Pour une rivalité Montréal-Montréal

Vous le savez (ou pas), nous militons depuis des années pour le retour des Maroons de Montréal. Ce rêve n’est pourtant jamais venu aussi près de se réaliser qu’avec l’ouverture de la «ligne» nationale à une expansion.

Déjà cinq candidatures auraient été reçues, soit celles de Québec, Las Vegas, Toronto (Markham) et deux fois Seattle. On s’entend que Montréal est un plus gros marché de hockey que ces quatre villes. Réunies. Une deuxième équipe à Montréal serait donc de mise.

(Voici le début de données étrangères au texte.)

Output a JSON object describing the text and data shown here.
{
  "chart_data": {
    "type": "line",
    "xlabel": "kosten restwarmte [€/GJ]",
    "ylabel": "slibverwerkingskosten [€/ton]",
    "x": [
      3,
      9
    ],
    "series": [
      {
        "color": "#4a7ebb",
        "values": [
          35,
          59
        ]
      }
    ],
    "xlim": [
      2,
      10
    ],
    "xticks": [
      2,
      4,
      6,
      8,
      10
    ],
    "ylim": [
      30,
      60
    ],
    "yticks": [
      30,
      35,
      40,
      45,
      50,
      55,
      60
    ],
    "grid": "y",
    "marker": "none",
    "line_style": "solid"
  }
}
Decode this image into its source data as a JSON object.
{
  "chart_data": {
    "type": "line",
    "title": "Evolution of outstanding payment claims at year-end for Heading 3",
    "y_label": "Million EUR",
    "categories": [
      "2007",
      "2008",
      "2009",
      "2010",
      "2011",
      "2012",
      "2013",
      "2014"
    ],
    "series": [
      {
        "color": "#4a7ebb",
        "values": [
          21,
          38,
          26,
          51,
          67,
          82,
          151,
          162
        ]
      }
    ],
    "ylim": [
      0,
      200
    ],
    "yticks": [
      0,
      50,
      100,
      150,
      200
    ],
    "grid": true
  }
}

À l’époque où ils évoluaient dans la «ligne» nationale, les Maroons représentaient les anglophones de la ville, tandis que Canadien représentait les francophones. Dans le monde du hockey post-moderne, au sein de nos sociétés individualistes, les équipes sont représentatives de pas grand-chose.

Les partisans s’identifient plutôt à des joueurs. Les Québécois par exemple, ont pour modèle chez Canadien un centre nain qui joue au-dessus de ses moyens. Ça explique bien des choses. Ça explique aussi que les amateurs prêtent allégeance à n’importe qui et qu’ils auraient sûrement de la place pour les Maroons dans leur coeur.

Le maire Denis Coderre, si prompt à imiter son collègue de Québec lorsque vient le temps de détruire des oeuvres d’art devrait aussi s’en inspirer pour se lancer dans l’aventure de l’expansion.

Parce tous s’entendront sur une chose, c’est qu’il n’y a rien de mieux qu’une rivalité Montréal-Québec, à part une rivalité Montréal-Montréal. Ou mieux encore: Montréal-Québec-Montréal. Les Maroons ont déjà deux Coupes Stanley à leur actif. Leurs chances seraient excellentes d’en remporter une troisième avant que Canadien ne mette la main sur sa vingt-cinquième.